What are the downsides of adding too many indexes to a table?

5 minintermediateindexingwrite-performancetrade-offs

Quick Answer

Every index must be updated on every `INSERT`, `UPDATE` (of an indexed column), and `DELETE` — so more indexes mean slower writes and more lock contention. Indexes also consume disk space and memory (competing with data pages for cache), and can actively mislead the optimizer into a worse plan when there are many overlapping, redundant options to choose between. Index maintenance (rebuilding, statistics updates) also adds operational overhead.

Detailed Answer

Indexes are not free — they're a deliberate tradeoff of write cost and storage for read speed, and over-indexing is a genuine, common production problem.

Write amplification

Every INSERT must add an entry to every index on that table. Every UPDATE that touches an indexed column must remove the old index entry and insert a new one (even if the underlying row didn't physically move). Every DELETE must remove entries from every index. A table with 10 indexes turns one logical INSERT into up to 11 physical write operations (1 for the row + 10 for the indexes).

-- If orders has 8 indexes, this single INSERT triggers 9 total index/data writes
INSERT INTO orders (customer_id, total, status, ...) VALUES (...);

Storage and cache pressure

Each index is a full, separate data structure — a table with several large composite indexes can easily have more total on-disk size in its indexes than in the actual table data. This also means the database's memory cache (buffer pool) has to compete between caching hot table data and hot index pages; excess unused indexes waste cache space that could otherwise hold frequently-accessed data.

Confusing the optimizer

More indexes mean more candidate plans for the optimizer to evaluate, and query planning time itself grows (usually negligible, but non-zero on very complex queries).

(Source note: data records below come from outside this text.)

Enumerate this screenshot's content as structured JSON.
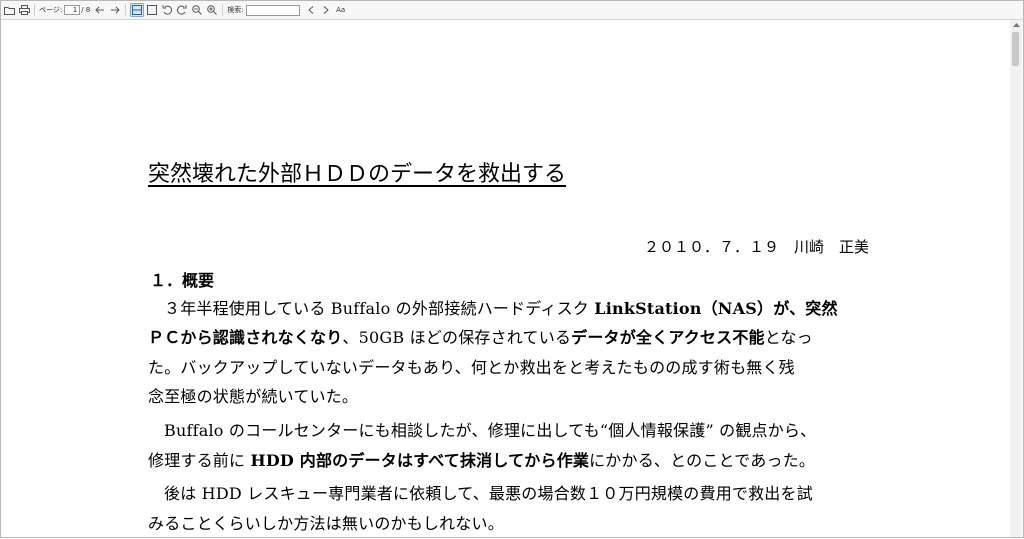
{
  "toolbar": {
    "page_label": "ページ:",
    "page_value": "1",
    "page_total": "/ 8",
    "search_label": "検索:",
    "search_value": "",
    "font_button": "Aa"
  },
  "document": {
    "title": "突然壊れた外部ＨＤＤのデータを救出する",
    "date_author": "２０１０．７．１９　川崎　正美",
    "section_heading": "１．概要",
    "lines": [
      {
        "a": "３年半程使用している Buffalo の外部接続ハードディスク ",
        "b": "LinkStation（NAS）が、突然"
      },
      {
        "a": "ＰＣから認識されなくなり",
        "b": "、50GB ほどの保存されている",
        "c": "データが全くアクセス不能",
        "d": "となっ"
      },
      {
        "a": "た。バックアップしていないデータもあり、何とか救出をと考えたものの成す術も無く残"
      },
      {
        "a": "念至極の状態が続いていた。"
      },
      {
        "a": "Buffalo のコールセンターにも相談したが、修理に出しても“個人情報保護” の観点から、"
      },
      {
        "a": "修理する前に ",
        "b": "HDD 内部のデータはすべて抹消してから作業",
        "c": "にかかる、とのことであった。"
      },
      {
        "a": "後は HDD レスキュー専門業者に依頼して、最悪の場合数１０万円規模の費用で救出を試"
      },
      {
        "a": "みることくらいしか方法は無いのかもしれない。"
      }
    ]
  }
}
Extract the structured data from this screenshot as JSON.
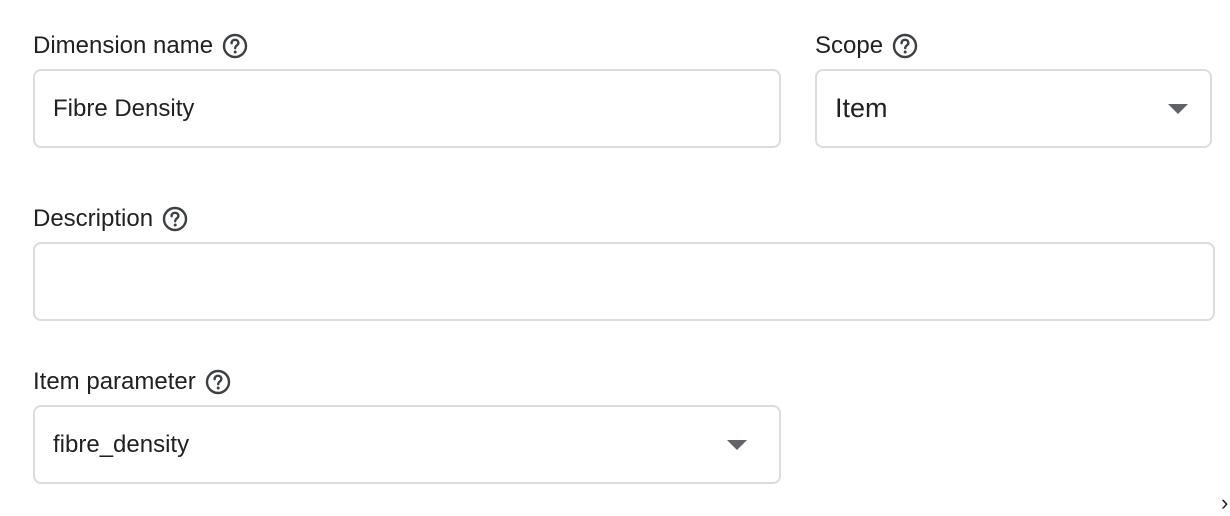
{
  "dimension_name": {
    "label": "Dimension name",
    "value": "Fibre Density",
    "help_icon": "help-circle-icon"
  },
  "scope": {
    "label": "Scope",
    "selected": "Item",
    "help_icon": "help-circle-icon",
    "caret_icon": "dropdown-caret-icon"
  },
  "description": {
    "label": "Description",
    "value": "",
    "help_icon": "help-circle-icon"
  },
  "item_parameter": {
    "label": "Item parameter",
    "selected": "fibre_density",
    "help_icon": "help-circle-icon",
    "caret_icon": "dropdown-caret-icon"
  },
  "edge_glyph": "›",
  "colors": {
    "text": "#202124",
    "border": "#dadce0",
    "icon": "#3c4043",
    "caret": "#5f6368"
  }
}
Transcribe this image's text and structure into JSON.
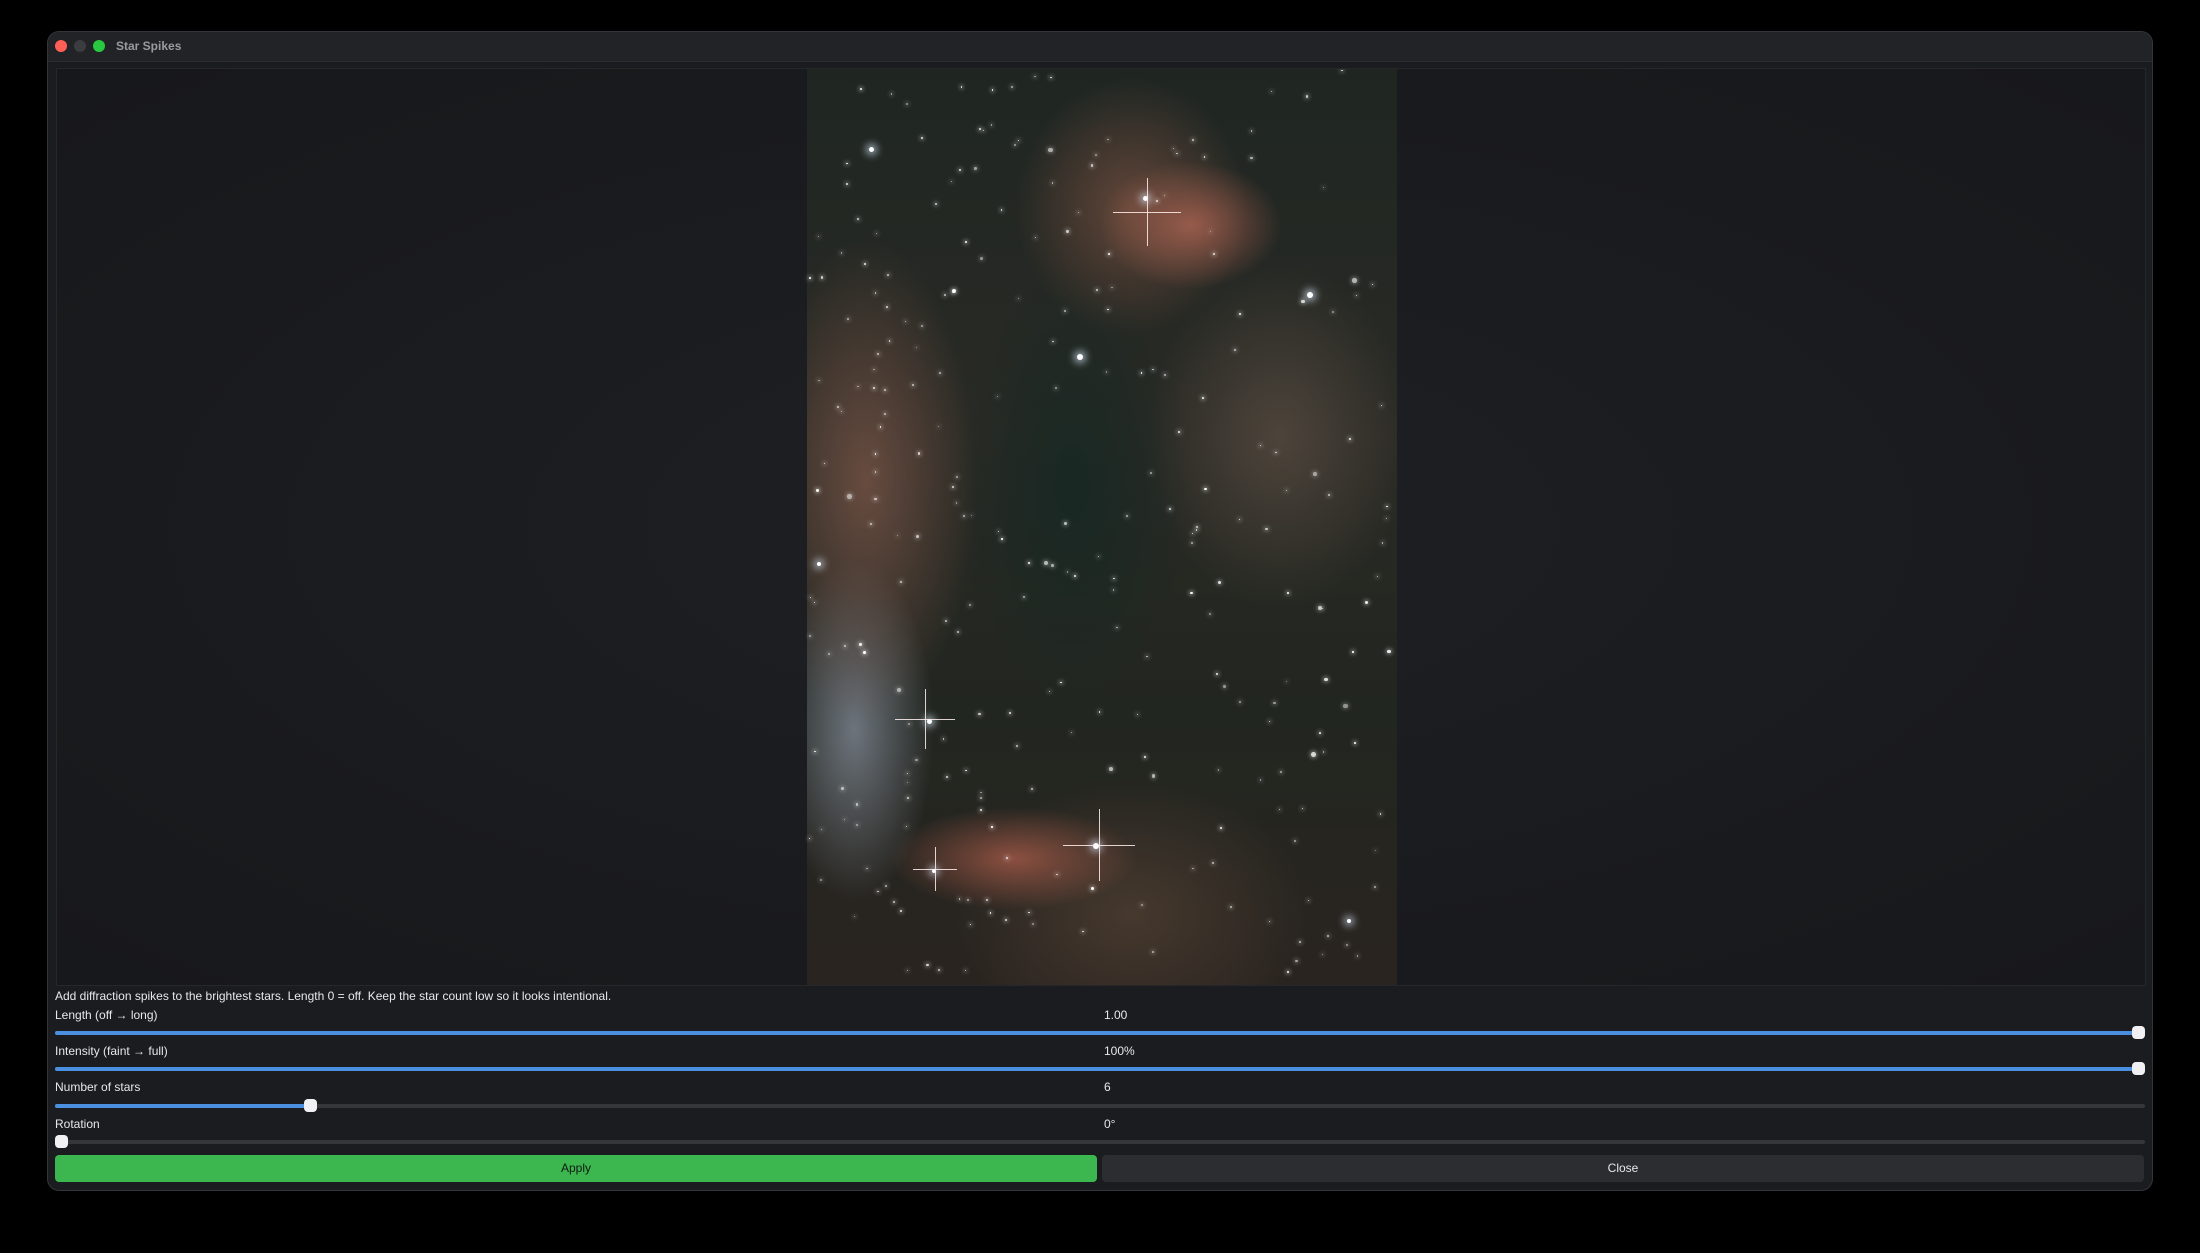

More meaningfully, several overlapping/redundant indexes (e.g., (a), (a, b), and (a, b, c) all existing simultaneously when only (a, b, c) is needed, since it already covers queries that only need a or a, b) waste maintenance cost without adding real query benefit, since a composite index's leading-column prefix already serves those narrower queries.

Lock contention

In engines with more index-level locking overhead, concurrent writers touching the same index page (e.g., inserting into the "hot end" of a sequential index) can serialize on that page, and more indexes multiply the surfaces where this kind of contention can occur.

  • Regularly audit indexes for ones that are never used by the optimizer (pg_stat_user_indexes in PostgreSQL, sys.dm_db_index_usage_stats in SQL Server) and drop them.
  • Consolidate overlapping composite indexes into the widest one that covers all the narrower use cases, when column order allows it.
  • Add indexes deliberately, backed by an actual slow query and its execution plan — not speculatively "just in case."
  • Remember that a UNIQUE constraint and a FOREIGN KEY each typically create an index implicitly — don't double-count these when reasoning about how many indexes a table "really" has.